Audrey McNeil audrey at riskbasedsecurity.com
Mon Aug 8 18:41:04 EDT 2016


http://tech.co/usb-hack-flash-drive-2016-08

“Does dropping a USB in a parking lot really work?” was the question posed
by Elie Bursztein of Google’s Anti-Abuse Research Team when he took the
stage at BlackHat 2016 Las Vegas, NV. You might think you would never be
the victim of a USB hack, and I hope you’re right. But after watching
Bursztein’s presentation, I learned more about the various ways that
computers can be harmed through the USB drive.

Who Would Pick Up a USB Drive in a Parking Lot?

This parking lot scenario refers to the belief by hackers that end users
will pick up and plug in a USB flash drive they find lying around. Yes,
even a thumb drive found lying in the street – if you watched Season 1 of
Mr. Robot, you know what I’m talking about. In episode six, Darlene drops
USB flash drives in the parking lot of a prison in hopes that some employee
of the prison will pick up the drive and connect it to a computer inside
the prison. Spoiler Alert: It works.

Who would be idiot enough to plug a random USB into a computer? It turns
out, many people. Bursztein references a study he participated in to
identify the likelihood of a successful USB hack. The research team dropped
297 USB keys on the campus of the University of Illinois Urbana-Champaign
and found that 48 percent of the drives were plugged in and the users had
opened a file.

You Don’t Need Admin Rights to Plug in a USB

USB flash drives are easy to plug in and, usually, admin rights are not
needed to do so. Your curiosity can be easy to pique – especially if the
drive has been labeled with “test answers” or “private”.  You might think
you’re just going to look around, or even quickly format the drive to
repurpose it for personal use. You would never click a random .exe. You are
even savvy enough to avoid all files, like a Word document, since you
already know that Word documents can contain malicious macros.

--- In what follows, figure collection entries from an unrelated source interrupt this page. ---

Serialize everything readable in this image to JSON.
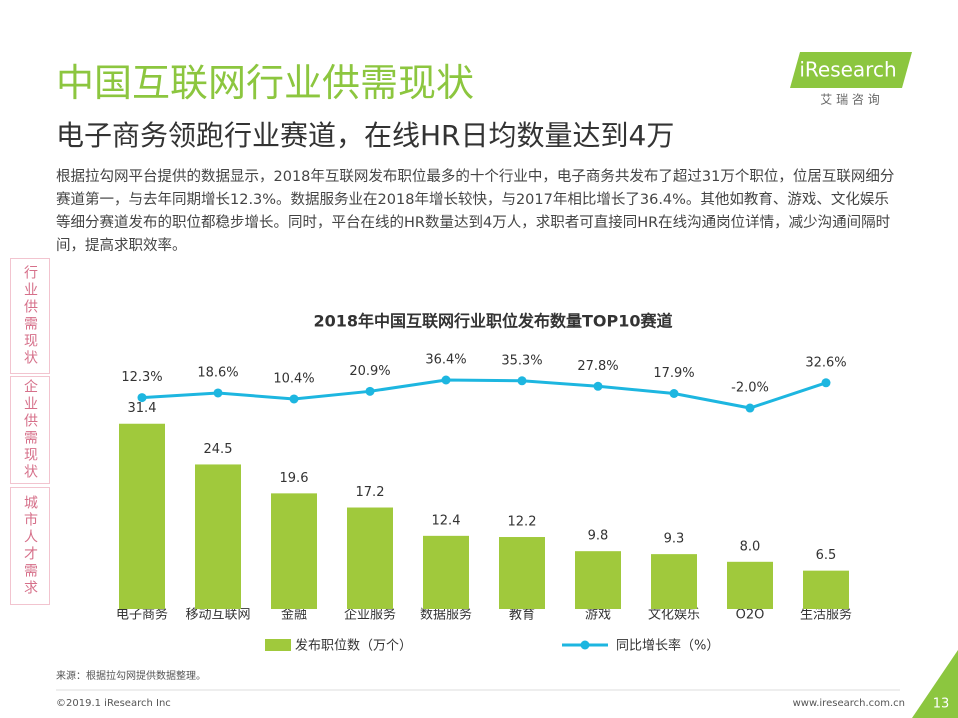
{
  "header": {
    "title": "中国互联网行业供需现状",
    "subtitle": "电子商务领跑行业赛道，在线HR日均数量达到4万",
    "paragraph": "根据拉勾网平台提供的数据显示，2018年互联网发布职位最多的十个行业中，电子商务共发布了超过31万个职位，位居互联网细分赛道第一，与去年同期增长12.3%。数据服务业在2018年增长较快，与2017年相比增长了36.4%。其他如教育、游戏、文化娱乐等细分赛道发布的职位都稳步增长。同时，平台在线的HR数量达到4万人，求职者可直接同HR在线沟通岗位详情，减少沟通间隔时间，提高求职效率。"
  },
  "logo": {
    "brand": "iResearch",
    "tagline": "艾 瑞 咨 询"
  },
  "sidebar": [
    "行业供需现状",
    "企业供需现状",
    "城市人才需求"
  ],
  "chart_data": {
    "type": "bar",
    "title": "2018年中国互联网行业职位发布数量TOP10赛道",
    "categories": [
      "电子商务",
      "移动互联网",
      "金融",
      "企业服务",
      "数据服务",
      "教育",
      "游戏",
      "文化娱乐",
      "O2O",
      "生活服务"
    ],
    "series": [
      {
        "name": "发布职位数（万个）",
        "type": "bar",
        "color": "#a0c93c",
        "values": [
          31.4,
          24.5,
          19.6,
          17.2,
          12.4,
          12.2,
          9.8,
          9.3,
          8.0,
          6.5
        ],
        "value_labels": [
          "31.4",
          "24.5",
          "19.6",
          "17.2",
          "12.4",
          "12.2",
          "9.8",
          "9.3",
          "8.0",
          "6.5"
        ]
      },
      {
        "name": "同比增长率（%）",
        "type": "line",
        "axis": "y2",
        "color": "#1db6e0",
        "values": [
          12.3,
          18.6,
          10.4,
          20.9,
          36.4,
          35.3,
          27.8,
          17.9,
          -2.0,
          32.6
        ],
        "value_labels": [
          "12.3%",
          "18.6%",
          "10.4%",
          "20.9%",
          "36.4%",
          "35.3%",
          "27.8%",
          "17.9%",
          "-2.0%",
          "32.6%"
        ]
      }
    ]
  },
  "footer": {
    "source": "来源：根据拉勾网提供数据整理。",
    "copyright": "©2019.1 iResearch Inc",
    "website": "www.iresearch.com.cn",
    "page": "13"
  }
}
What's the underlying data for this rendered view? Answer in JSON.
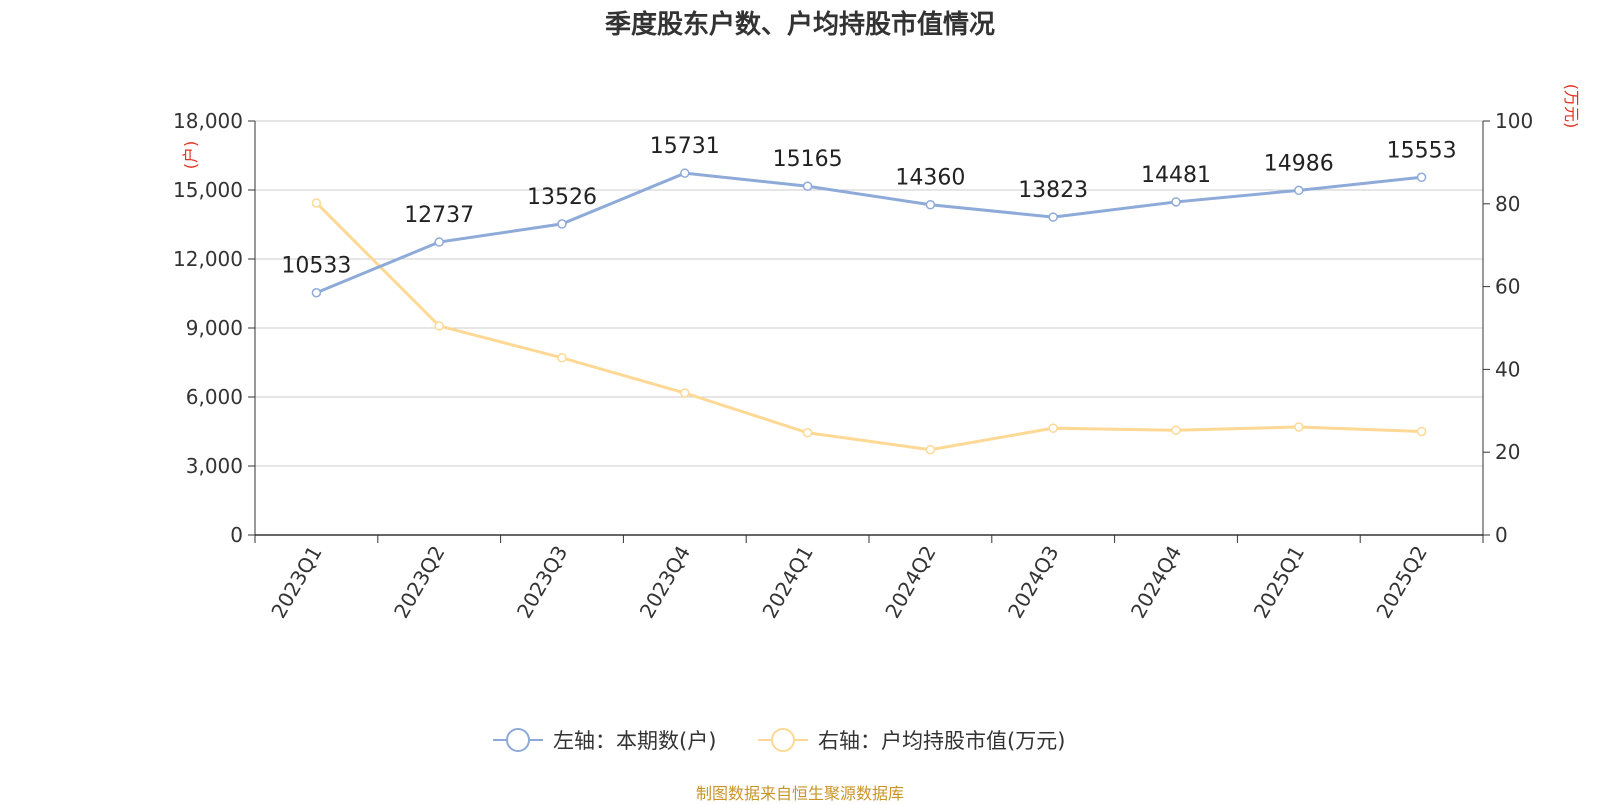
{
  "title": "季度股东户数、户均持股市值情况",
  "source": "制图数据来自恒生聚源数据库",
  "colors": {
    "left_series": "#8eaad8",
    "right_series": "#fdd995",
    "unit": "#e0301e",
    "source": "#c8942a",
    "grid": "#cccccc",
    "axis": "#333333"
  },
  "chart_data": {
    "type": "line",
    "categories": [
      "2023Q1",
      "2023Q2",
      "2023Q3",
      "2023Q4",
      "2024Q1",
      "2024Q2",
      "2024Q3",
      "2024Q4",
      "2025Q1",
      "2025Q2"
    ],
    "left_axis": {
      "unit": "(户)",
      "min": 0,
      "max": 18000,
      "ticks": [
        "0",
        "3,000",
        "6,000",
        "9,000",
        "12,000",
        "15,000",
        "18,000"
      ],
      "tick_values": [
        0,
        3000,
        6000,
        9000,
        12000,
        15000,
        18000
      ]
    },
    "right_axis": {
      "unit": "(万元)",
      "min": 0,
      "max": 100,
      "ticks": [
        "0",
        "20",
        "40",
        "60",
        "80",
        "100"
      ],
      "tick_values": [
        0,
        20,
        40,
        60,
        80,
        100
      ]
    },
    "series": [
      {
        "name": "左轴：本期数(户)",
        "axis": "left",
        "values": [
          10533,
          12737,
          13526,
          15731,
          15165,
          14360,
          13823,
          14481,
          14986,
          15553
        ],
        "labels": [
          "10533",
          "12737",
          "13526",
          "15731",
          "15165",
          "14360",
          "13823",
          "14481",
          "14986",
          "15553"
        ]
      },
      {
        "name": "右轴：户均持股市值(万元)",
        "axis": "right",
        "values": [
          80.2,
          50.5,
          42.8,
          34.3,
          24.7,
          20.6,
          25.8,
          25.3,
          26.1,
          25.0
        ]
      }
    ],
    "grid": true,
    "legend_position": "bottom"
  }
}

Unfortunately, the risk doesn’t just start and end with the files on a
device. A USB hack can begin instantly, if it has a malicious autorun
payload. This will execute the moment you plug in the drive.

A USB Hack Only Needs a Port

But maybe you’re smarter than that. Maybe you are the person who would walk
right past that flash drive in the parking lot. But the risk isn’t just
with these drives. Hackers can also embed the USB drive into components
that need to be plugged in anyway: the end of a keyboard plug, for
instance, can be the perfect portal to take down an entire sensitive
network.

There have already been examples of hackers and researchers hosting malware
packages inside the firmware of a device like a mouse. Firmware is code
that lives in the read-only embedded memory of a device and tells the
hardware how to work. It’s meant to only run inside the device, but it’s
possible to change this code for malicious purposes. Oh, and it’s not
possible for antivirus programs to scan this type of code.

The takeaway? It’s time for hardware manufacturers to validate firmware in
order to protect consumers from these types of exploits. In the meantime,
educate anyone with access to your computers about awareness, and take
precaution to block the USB ports if you are concerned about lax security.